MySQL顯示總和0

Question

因此，我有一個表格，其中包含一組訂購商品，訂購商品表格記錄特定訂單中包含的特定商品的數量。以下是該示例中使用的表格的簡化版本。

訂單項目表

order_item_id : int 
order_item_item_id : int 
order_item_quantity : int 
order_item_order_id : int 

Order表

order_id : int 
order_date : date 

我試圖執行一個查詢，將平均特定order_item_item_id的銷售上，每週，每月和所有的時間基礎。

目前我的查詢如下

SELECT totalAvg.item 

ROUND(AVG(totalAvg.total)+0.4999999, 0) AS totalAverage, 
ROUND(AVG(monthAvg.total)+0.4999999, 0) AS monthAverage, 
ROUND(AVG(weekAvg.total)+0.4999999, 0) AS weekAverage from 

(SELECT orderitem.order_item_item_id AS item, SUM(orderitem.order_item_quantity) AS total, 
DATE(`order`.order_date) AS date FROM orderitem, `order` WHERE orderitem.order_item_order_id = 
`order`.order_id GROUP BY DATE(`order`.order_date), order_item_item_id) AS totalAvg, 

(SELECT orderitem.order_item_item_id AS item, SUM(orderitem.order_item_quantity) AS total, 
DATE(`order`.order_date) AS date FROM orderitem, `order` WHERE orderitem.order_item_order_id = 
`order`.order_id AND `order`.order_date > date_sub(now(), interval 1 week) GROUP BY 
DATE(`order`.order_date), order_item_item_id) AS weekAvg, 

(SELECT orderitem.order_item_item_id AS item, SUM(orderitem.order_item_quantity) AS total, 
DATE(`order`.order_date) AS date FROM orderitem, `order` WHERE orderitem.order_item_order_id = 
`order`.order_id AND `order`.order_date > date_sub(now(), interval 1 month) GROUP BY 
DATE(`order`.order_date), order_item_item_id) AS monthAvg, 

WHERE totalAvg.item = monthAvg.item AND 
monthAvg.item = weekAvg.item 
GROUP BY item 

這樣做的問題是，如果一個項目沒有在weekAvg表存在，那麼沒有結果打印出來totalAvg或monthAvg。
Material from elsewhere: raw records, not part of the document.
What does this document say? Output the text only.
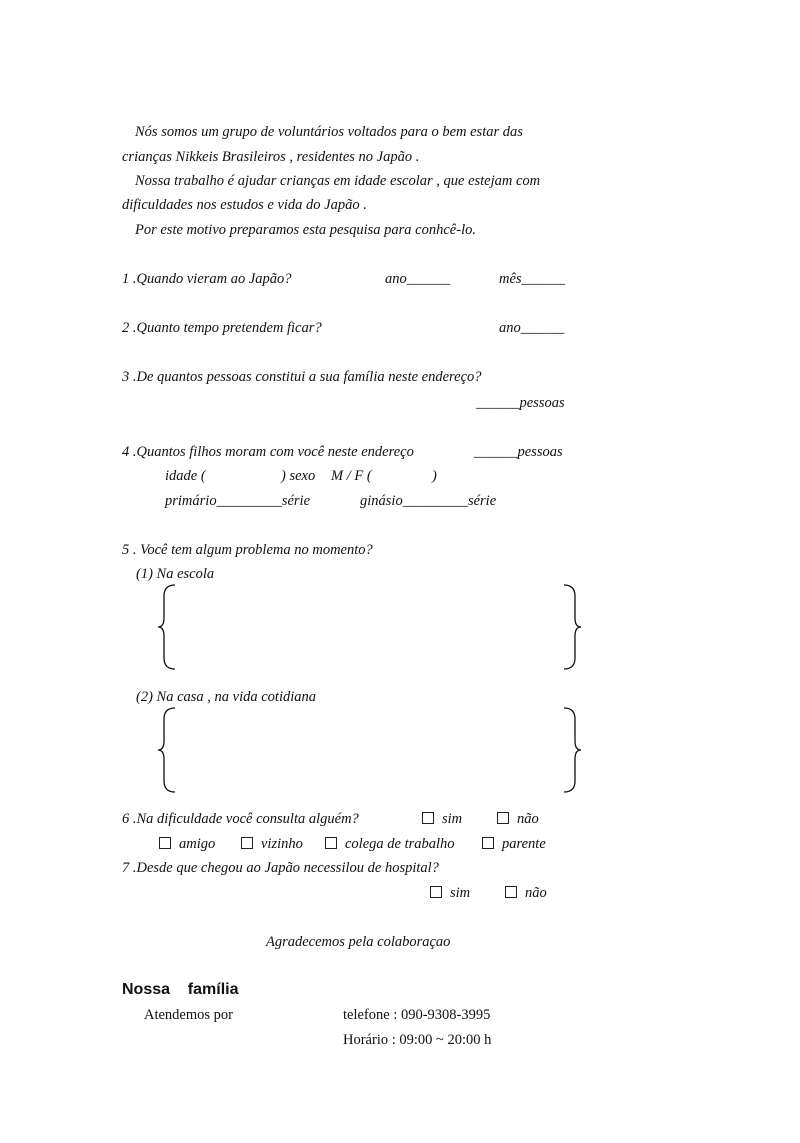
Nós somos um grupo de voluntários voltados para o bem estar das
crianças Nikkeis Brasileiros , residentes no Japão .
Nossa trabalho é ajudar crianças em idade escolar , que estejam com
dificuldades nos estudos e vida do Japão .
Por este motivo preparamos esta pesquisa para conhcê-lo.
1 .Quando vieram ao Japão?	ano______	mês______
2 .Quanto tempo pretendem ficar?	ano______
3 .De quantos pessoas constitui a sua família neste endereço?
______pessoas
4 .Quantos filhos moram com você neste endereço	______pessoas
idade (	) sexo M / F (	)
primário_________série	ginásio_________série
5 . Você tem algum problema no momento?
(1) Na escola
(2) Na casa , na vida cotidiana
6 .Na dificuldade você consulta alguém?	sim	não
amigo	vizinho	colega de trabalho	parente
7 .Desde que chegou ao Japão necessilou de hospital?
sim	não
Agradecemos pela colaboraçao
Nossa    família
Atendemos por	telefone : 090-9308-3995
Horário : 09:00 ~ 20:00 h
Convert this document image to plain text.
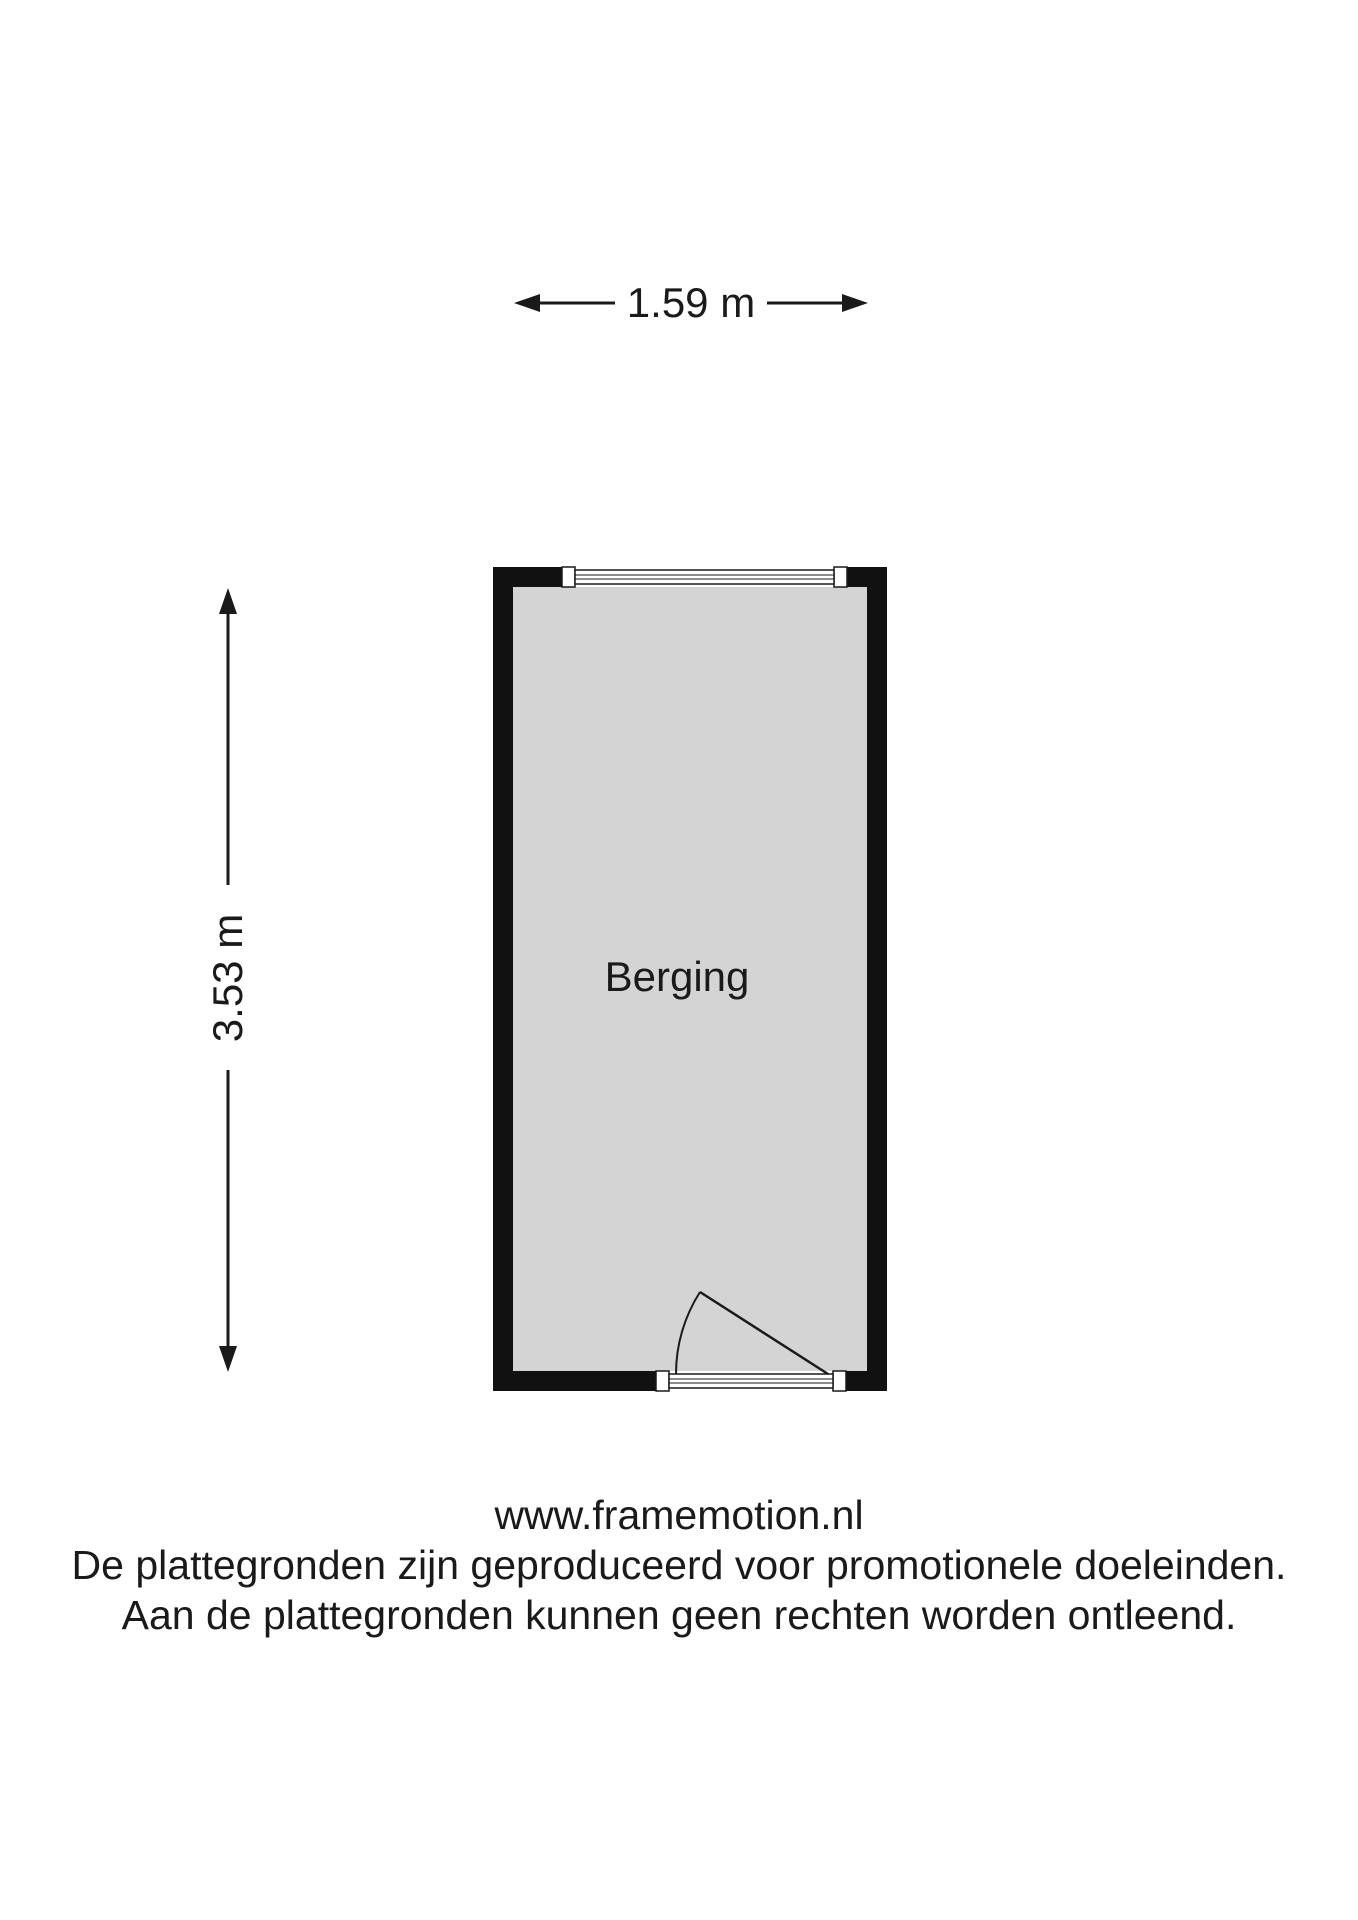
1.59 m
3.53 m	Berging
www.framemotion.nl
De plattegronden zijn geproduceerd voor promotionele doeleinden.
Aan de plattegronden kunnen geen rechten worden ontleend.
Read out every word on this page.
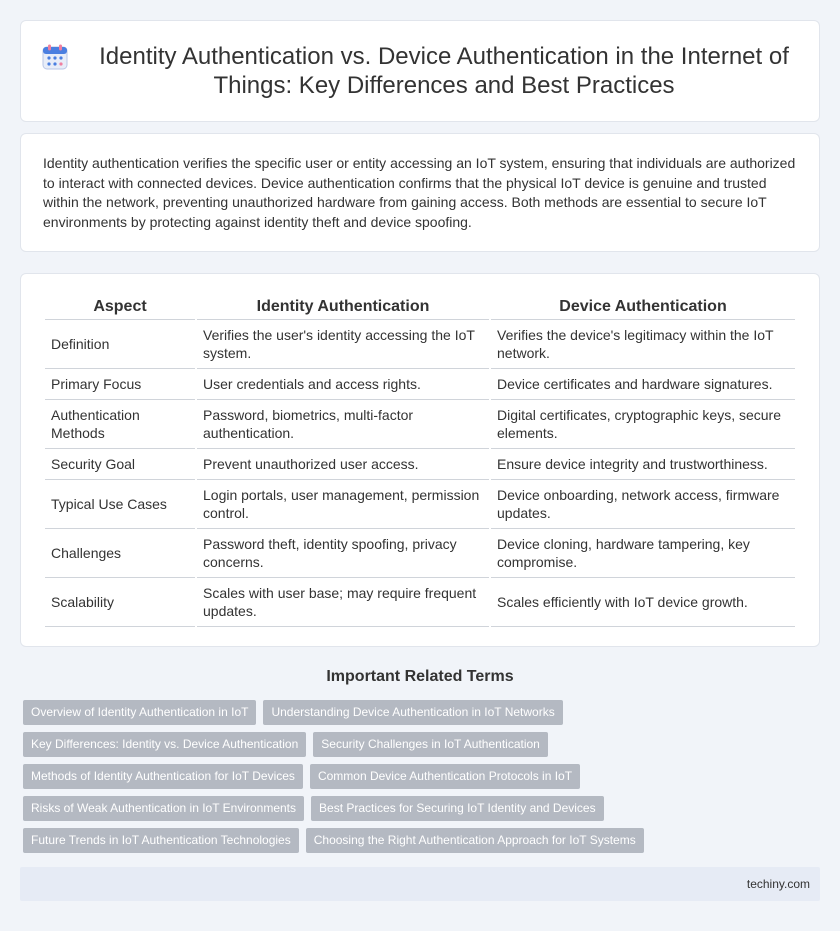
Identity Authentication vs. Device Authentication in the Internet of Things: Key Differences and Best Practices

Identity authentication verifies the specific user or entity accessing an IoT system, ensuring that individuals are authorized to interact with connected devices. Device authentication confirms that the physical IoT device is genuine and trusted within the network, preventing unauthorized hardware from gaining access. Both methods are essential to secure IoT environments by protecting against identity theft and device spoofing.

Aspect	Identity Authentication	Device Authentication
Definition	Verifies the user's identity accessing the IoT system.	Verifies the device's legitimacy within the IoT network.
Primary Focus	User credentials and access rights.	Device certificates and hardware signatures.
Authentication Methods	Password, biometrics, multi-factor authentication.	Digital certificates, cryptographic keys, secure elements.
Security Goal	Prevent unauthorized user access.	Ensure device integrity and trustworthiness.
Typical Use Cases	Login portals, user management, permission control.	Device onboarding, network access, firmware updates.
Challenges	Password theft, identity spoofing, privacy concerns.	Device cloning, hardware tampering, key compromise.
Scalability	Scales with user base; may require frequent updates.	Scales efficiently with IoT device growth.
Important Related Terms
Overview of Identity Authentication in IoT	Understanding Device Authentication in IoT Networks
Key Differences: Identity vs. Device Authentication	Security Challenges in IoT Authentication
Methods of Identity Authentication for IoT Devices	Common Device Authentication Protocols in IoT
Risks of Weak Authentication in IoT Environments	Best Practices for Securing IoT Identity and Devices
Future Trends in IoT Authentication Technologies	Choosing the Right Authentication Approach for IoT Systems
techiny.com
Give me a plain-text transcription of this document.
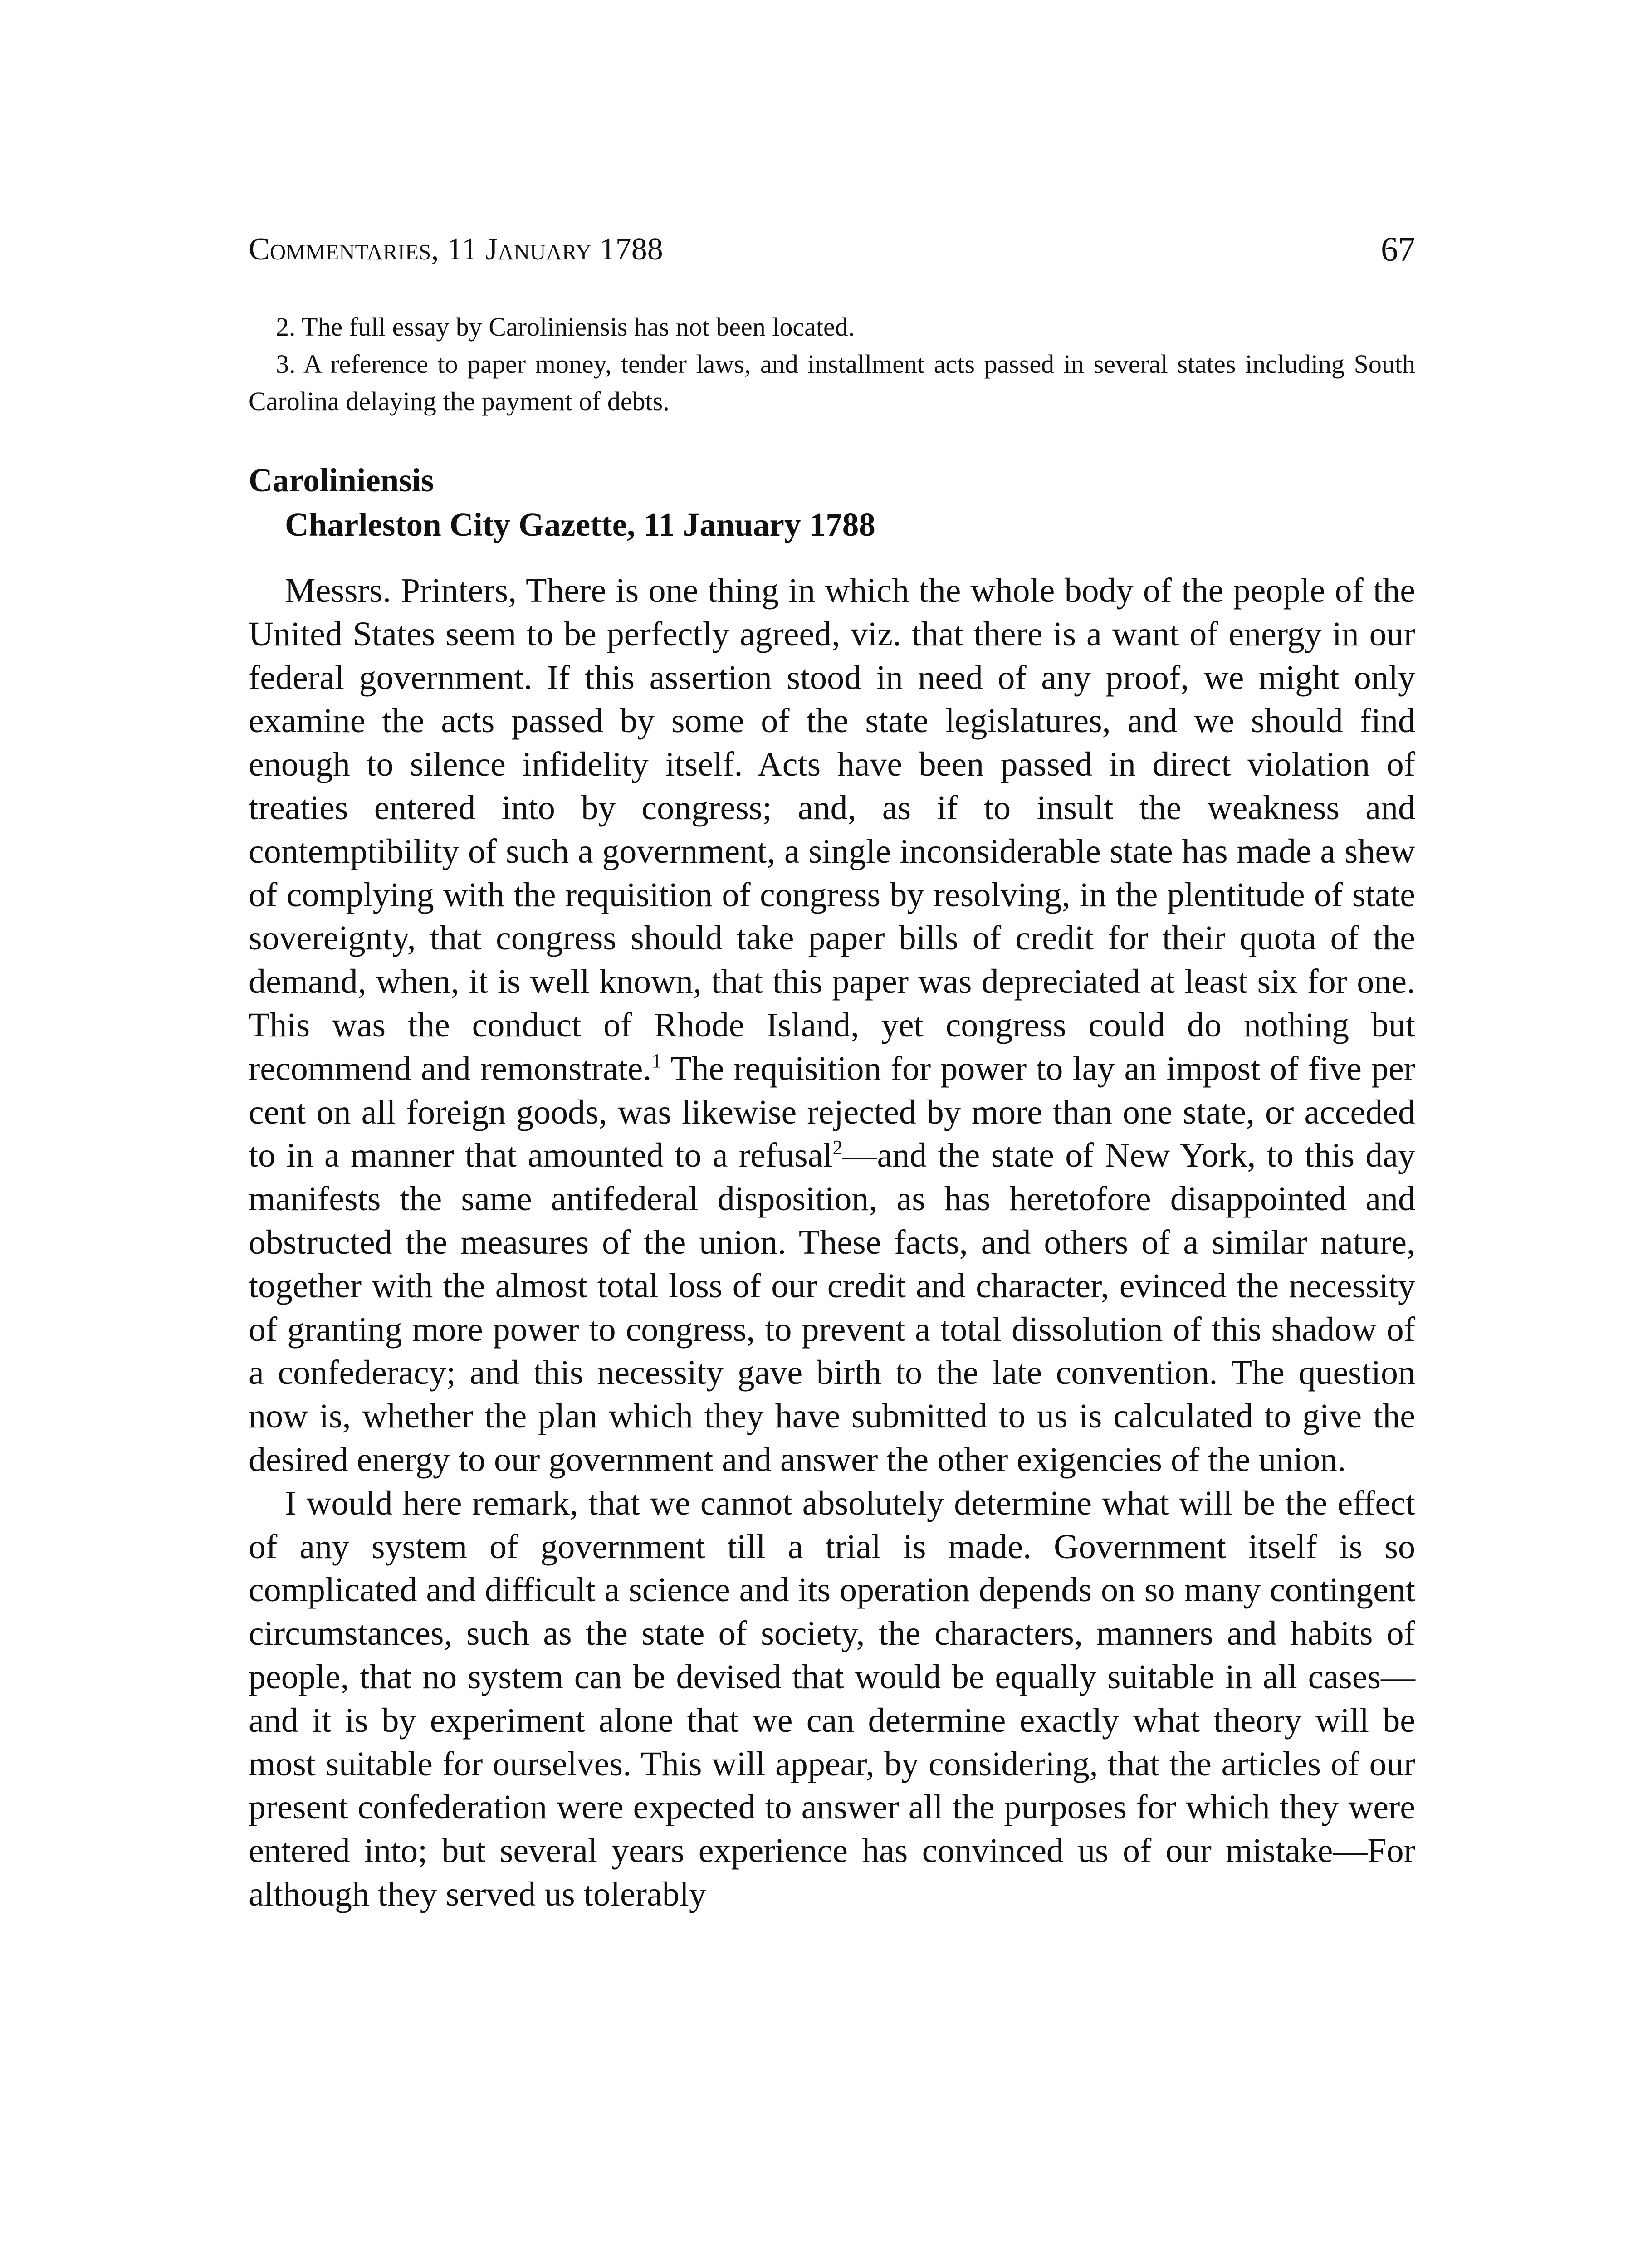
Commentaries, 11 January 1788	67

2. The full essay by Caroliniensis has not been located.

3. A reference to paper money, tender laws, and installment acts passed in several states including South Carolina delaying the payment of debts.

Caroliniensis
Charleston City Gazette, 11 January 1788

Messrs. Printers, There is one thing in which the whole body of the people of the United States seem to be perfectly agreed, viz. that there is a want of energy in our federal government. If this assertion stood in need of any proof, we might only examine the acts passed by some of the state legislatures, and we should find enough to silence infidelity itself. Acts have been passed in direct violation of treaties entered into by congress; and, as if to insult the weakness and contemptibility of such a government, a single inconsiderable state has made a shew of complying with the requisition of congress by resolving, in the plentitude of state sovereignty, that congress should take paper bills of credit for their quota of the demand, when, it is well known, that this paper was depreciated at least six for one. This was the conduct of Rhode Island, yet congress could do nothing but recommend and remonstrate.$^1$ The requisition for power to lay an impost of five per cent on all foreign goods, was likewise rejected by more than one state, or acceded to in a manner that amounted to a refusal$^2$—and the state of New York, to this day manifests the same antifederal disposition, as has heretofore disappointed and obstructed the measures of the union. These facts, and others of a similar nature, together with the almost total loss of our credit and character, evinced the necessity of granting more power to congress, to prevent a total dissolution of this shadow of a confederacy; and this necessity gave birth to the late convention. The question now is, whether the plan which they have submitted to us is calculated to give the desired energy to our government and answer the other exigencies of the union.

I would here remark, that we cannot absolutely determine what will be the effect of any system of government till a trial is made. Government itself is so complicated and difficult a science and its operation depends on so many contingent circumstances, such as the state of society, the characters, manners and habits of people, that no system can be devised that would be equally suitable in all cases—and it is by experiment alone that we can determine exactly what theory will be most suitable for ourselves. This will appear, by considering, that the articles of our present confederation were expected to answer all the purposes for which they were entered into; but several years experience has convinced us of our mistake—For although they served us tolerably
我怎麼能在一個陳述中做這件事？

的樣本數據

{order_id : 5, order_date : 02/02/2013} 
{order_id : 6, order_date : 13/03/2013} 

{order_item_id : 1, order_item_order_id : 5, order_item_item_id : 1, order_item_quantity : 3} 
{order_item_id : 2, order_item_order_id : 6, order_item_item_id : 1, order_item_quantity : 4} 

電流輸出將返回，因爲每週的報告沒有什麼不具備的訂單項ID爲1.我試圖解決這個問題的條目，從而它將woudl輸出下面

totalAverage = 3.5 
monthAverage = 4 
weekAverage = 0 

的值被計算如下：

總平均=總NUM銷售特定商品的銷售額除以銷售商品的天數。

月份和星期值與先前的計算值相同，但具有時間限制，因此訂單必須放置在最後一週/月內。

Answer 1

您需要使用outer joins才能將totalAvg連接到monthAvg和weekAvg。你可以使用COALESCE()來確保你得到0而不是空的星期或月份值。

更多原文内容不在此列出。